Le sommet de Hanoï n’a pas seulement été un échec diplomatique cinglant. Il a aussi donné l’occasion à Donald Trump de déclencher une nouvelle tempête politique aux États-Unis, en défendant Kim Jong-un sur un sujet ultrasensible : la mort de l’étudiant américain Otto Warmbier à sa sortie des geôles nord-coréennes, en 2017.

USA Today rappelle que l’étudiant, alors âgé de 21 ans, avait été arrêté à Pyongyang en 2016 pendant un voyage organisé. Accusé d’avoir volé une affiche de propagande, “il avait été condamné à quinze ans de travaux forcés”. Après dix-huit mois de torture, il avait été libéré et rendu à ses parents, dans l’Ohio, “aveugle, sourd et incapable de se déplacer seul”. Il était mort “quelques jours plus tard”.

Interrogé jeudi sur le sujet, en clôture du sommet de Hanoï, Donald Trump a choisi son camp. Kim Jong-un “me dit qu’il n’est pas au courant, et je le crois sur parole”, a déclaré le président américain, selon le Los Angeles Times. Et d’ajouter : “Je ne pense pas qu’il aurait laissé cela arriver.”

Pour The Atlantic, aussi stupéfait que résigné, “le fait que Trump croit sur parole un dictateur à la tête d’un vaste réseau de prisons barbares dépasse l’entendement, mais cela s’inscrit dans la droite ligne de ses positions antérieures”. Le magazine souligne que le président “avait cru le prince héritier saoudien Mohammed ben Salmane (sur le meurtre de Jamal Khashoggi) et le président russe Vladimir Poutine (sur son ingérence dans l’élection présidentielle américaine de 2016) en dépit des conclusions de ses propres services de renseignements”.

“Inconcevable”

Les réactions indignées n’ont pas tardé à tomber, chez les démocrates comme chez les républicains. Selon le Washington Post, Kevin McCarthy, chef de la minorité républicaine à la Chambre des représentants, a lancé : “Nous savons ce qui est arrivé à Otto. Nous savons ce que ce pays (la Corée du Nord) a fait. Je soutiens le président dans son effort de dénucléarisation, mais je ne me méprends pas sur la nature du leader nord-coréen.”

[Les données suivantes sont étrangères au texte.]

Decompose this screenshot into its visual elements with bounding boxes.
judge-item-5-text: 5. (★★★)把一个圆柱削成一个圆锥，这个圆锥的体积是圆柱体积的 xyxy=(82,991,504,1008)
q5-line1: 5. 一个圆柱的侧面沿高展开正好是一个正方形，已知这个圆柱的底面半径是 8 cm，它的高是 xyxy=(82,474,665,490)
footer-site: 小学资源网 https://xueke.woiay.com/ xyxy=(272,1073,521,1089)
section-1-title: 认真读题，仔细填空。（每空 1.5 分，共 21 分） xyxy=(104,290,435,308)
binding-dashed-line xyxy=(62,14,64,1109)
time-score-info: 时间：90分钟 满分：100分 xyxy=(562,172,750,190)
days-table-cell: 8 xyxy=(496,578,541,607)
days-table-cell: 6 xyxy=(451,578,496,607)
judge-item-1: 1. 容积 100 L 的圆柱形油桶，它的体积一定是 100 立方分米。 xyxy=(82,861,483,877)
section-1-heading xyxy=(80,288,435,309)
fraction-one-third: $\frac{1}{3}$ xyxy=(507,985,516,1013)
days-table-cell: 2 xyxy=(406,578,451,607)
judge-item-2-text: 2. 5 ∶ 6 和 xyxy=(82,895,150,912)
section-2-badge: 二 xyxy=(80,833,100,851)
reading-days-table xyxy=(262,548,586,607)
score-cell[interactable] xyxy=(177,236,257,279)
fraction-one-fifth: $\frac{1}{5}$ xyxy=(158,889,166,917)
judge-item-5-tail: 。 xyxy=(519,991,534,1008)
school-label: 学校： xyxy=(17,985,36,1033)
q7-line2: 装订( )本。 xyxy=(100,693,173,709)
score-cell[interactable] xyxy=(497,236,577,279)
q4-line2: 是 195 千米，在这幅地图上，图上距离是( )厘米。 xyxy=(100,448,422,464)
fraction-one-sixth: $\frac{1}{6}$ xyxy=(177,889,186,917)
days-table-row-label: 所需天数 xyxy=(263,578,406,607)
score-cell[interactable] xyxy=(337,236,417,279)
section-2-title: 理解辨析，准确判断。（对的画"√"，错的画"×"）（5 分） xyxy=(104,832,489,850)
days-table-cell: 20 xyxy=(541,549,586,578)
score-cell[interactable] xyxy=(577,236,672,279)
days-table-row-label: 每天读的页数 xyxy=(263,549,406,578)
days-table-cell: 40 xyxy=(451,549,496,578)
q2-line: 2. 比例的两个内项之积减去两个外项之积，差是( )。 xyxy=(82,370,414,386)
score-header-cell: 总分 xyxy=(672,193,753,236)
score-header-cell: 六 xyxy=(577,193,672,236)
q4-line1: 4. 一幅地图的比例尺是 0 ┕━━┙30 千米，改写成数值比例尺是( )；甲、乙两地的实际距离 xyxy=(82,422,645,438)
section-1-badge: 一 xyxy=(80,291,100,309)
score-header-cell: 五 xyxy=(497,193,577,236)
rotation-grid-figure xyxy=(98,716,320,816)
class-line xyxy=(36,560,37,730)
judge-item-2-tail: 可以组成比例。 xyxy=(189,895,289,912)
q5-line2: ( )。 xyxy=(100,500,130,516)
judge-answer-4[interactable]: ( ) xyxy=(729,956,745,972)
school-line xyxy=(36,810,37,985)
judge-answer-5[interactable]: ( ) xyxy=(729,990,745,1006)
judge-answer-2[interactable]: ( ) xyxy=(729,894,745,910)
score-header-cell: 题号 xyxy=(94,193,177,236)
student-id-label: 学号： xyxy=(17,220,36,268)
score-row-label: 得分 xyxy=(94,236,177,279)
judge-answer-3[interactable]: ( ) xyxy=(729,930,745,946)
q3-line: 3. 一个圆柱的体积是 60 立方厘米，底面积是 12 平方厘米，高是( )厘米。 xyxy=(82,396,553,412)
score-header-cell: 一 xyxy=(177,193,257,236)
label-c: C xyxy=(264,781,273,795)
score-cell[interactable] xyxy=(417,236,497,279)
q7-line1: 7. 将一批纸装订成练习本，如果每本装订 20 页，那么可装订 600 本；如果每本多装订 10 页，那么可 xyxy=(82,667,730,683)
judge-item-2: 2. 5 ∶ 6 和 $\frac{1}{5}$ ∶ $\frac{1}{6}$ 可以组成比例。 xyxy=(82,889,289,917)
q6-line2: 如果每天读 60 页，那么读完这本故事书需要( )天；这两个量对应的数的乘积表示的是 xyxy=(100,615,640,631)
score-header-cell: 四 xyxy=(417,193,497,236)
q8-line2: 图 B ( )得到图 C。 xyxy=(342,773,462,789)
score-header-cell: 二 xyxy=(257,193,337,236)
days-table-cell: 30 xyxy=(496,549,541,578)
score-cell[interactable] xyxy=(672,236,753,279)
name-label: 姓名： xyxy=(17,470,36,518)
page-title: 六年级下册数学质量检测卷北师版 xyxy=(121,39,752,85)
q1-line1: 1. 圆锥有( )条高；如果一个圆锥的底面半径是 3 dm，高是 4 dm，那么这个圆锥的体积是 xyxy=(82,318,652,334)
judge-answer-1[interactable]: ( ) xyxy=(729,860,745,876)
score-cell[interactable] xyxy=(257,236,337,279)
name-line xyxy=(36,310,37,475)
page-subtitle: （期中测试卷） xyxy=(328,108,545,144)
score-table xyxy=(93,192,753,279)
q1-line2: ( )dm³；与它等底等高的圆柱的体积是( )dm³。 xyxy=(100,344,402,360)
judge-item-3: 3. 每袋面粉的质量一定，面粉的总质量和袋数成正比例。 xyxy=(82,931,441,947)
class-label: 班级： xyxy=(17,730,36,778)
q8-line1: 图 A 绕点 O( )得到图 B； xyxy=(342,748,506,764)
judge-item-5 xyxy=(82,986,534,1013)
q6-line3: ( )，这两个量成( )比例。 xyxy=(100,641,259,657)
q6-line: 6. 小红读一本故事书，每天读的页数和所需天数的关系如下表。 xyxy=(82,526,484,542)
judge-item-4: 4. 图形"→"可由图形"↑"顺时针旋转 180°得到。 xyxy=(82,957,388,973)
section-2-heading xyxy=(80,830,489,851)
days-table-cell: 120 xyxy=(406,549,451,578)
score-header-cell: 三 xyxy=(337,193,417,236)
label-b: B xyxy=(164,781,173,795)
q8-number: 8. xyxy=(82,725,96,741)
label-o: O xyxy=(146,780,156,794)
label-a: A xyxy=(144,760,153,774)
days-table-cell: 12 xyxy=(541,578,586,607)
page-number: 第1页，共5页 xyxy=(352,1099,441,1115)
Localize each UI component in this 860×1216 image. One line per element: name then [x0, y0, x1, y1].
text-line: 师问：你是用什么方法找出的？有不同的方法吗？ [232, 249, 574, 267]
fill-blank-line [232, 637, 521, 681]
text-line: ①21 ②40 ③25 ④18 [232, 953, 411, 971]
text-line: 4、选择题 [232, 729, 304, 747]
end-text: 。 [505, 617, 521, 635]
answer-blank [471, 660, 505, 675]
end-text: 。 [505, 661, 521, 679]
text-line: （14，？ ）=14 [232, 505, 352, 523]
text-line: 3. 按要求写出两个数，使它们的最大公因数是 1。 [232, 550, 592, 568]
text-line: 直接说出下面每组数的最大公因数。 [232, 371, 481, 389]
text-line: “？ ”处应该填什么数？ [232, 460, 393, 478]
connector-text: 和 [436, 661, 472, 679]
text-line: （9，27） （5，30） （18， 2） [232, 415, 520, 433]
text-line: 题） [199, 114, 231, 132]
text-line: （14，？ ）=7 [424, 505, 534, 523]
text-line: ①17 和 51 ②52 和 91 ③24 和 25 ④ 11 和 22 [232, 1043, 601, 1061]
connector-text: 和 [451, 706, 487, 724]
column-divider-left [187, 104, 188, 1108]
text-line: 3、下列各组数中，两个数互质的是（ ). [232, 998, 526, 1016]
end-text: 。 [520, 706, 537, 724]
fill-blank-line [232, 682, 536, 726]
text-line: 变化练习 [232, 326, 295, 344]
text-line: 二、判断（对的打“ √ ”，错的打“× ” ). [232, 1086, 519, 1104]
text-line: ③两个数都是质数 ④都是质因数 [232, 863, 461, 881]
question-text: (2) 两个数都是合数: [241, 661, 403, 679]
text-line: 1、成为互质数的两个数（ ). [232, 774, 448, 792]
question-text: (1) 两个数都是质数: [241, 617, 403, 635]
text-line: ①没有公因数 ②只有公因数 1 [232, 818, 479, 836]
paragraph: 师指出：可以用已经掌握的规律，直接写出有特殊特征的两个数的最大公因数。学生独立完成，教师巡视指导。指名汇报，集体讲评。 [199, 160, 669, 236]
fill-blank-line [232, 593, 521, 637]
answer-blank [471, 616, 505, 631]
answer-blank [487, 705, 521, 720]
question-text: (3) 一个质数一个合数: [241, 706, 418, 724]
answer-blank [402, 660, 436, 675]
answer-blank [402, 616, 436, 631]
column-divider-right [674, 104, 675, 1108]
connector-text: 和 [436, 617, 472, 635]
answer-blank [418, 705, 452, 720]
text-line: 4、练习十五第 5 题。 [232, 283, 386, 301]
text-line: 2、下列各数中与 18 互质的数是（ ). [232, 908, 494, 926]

Le sénateur républicain Lindsay O. Graham, habituellement ardent défenseur de Donald Trump, a déclaré pour sa part qu’il ne croyait “pas une minute” que Kim n’ait rien à voir avec l’affaire Warmbier. Quant à Nancy Pelosi, chef de la majorité démocrate à la Chambre, “elle trouve ‘étrange’ que Trump continue à croire des ‘brutes’ comme Kim et Poutine”, ajoute le quotidien.

Le sénateur démocrate de l’Ohio Sherrod Brown, contacté par le New York Times, considère quant à lui que “Trump fait savoir à tous les dictateurs du monde qu’il croit les autocrates quand ils mentent, dissimulent leurs actes ou justifient une politique responsable de la mort d’êtres humains”.

Les spécialistes de la Corée du Nord, à l’instar de Bill Richardson, ancien ambassadeur à l’ONU de l’administration Clinton, sont formels : il est “totalement impossible” que le leader nord-coréen ait ignoré le sort de l’étudiant. “Il est inconcevable que Kim Jong-un ne sache rien d’un prisonnier américain comme Otto Warmbier”, a martelé M. Richardson sur la chaîne MSNBC.

Le Cincinnati Inquirer, enfin, a interrogé Rosa Park, responsable du Comité pour les droits de l’homme en Corée du Nord. Elle non plus ne croit pas un mot de la défense de Kim Jong-un : “La Corée du Nord est une dictature totalitaire. Tout ce qui est fait par les dirigeants doit être approuvé par le numéro un.”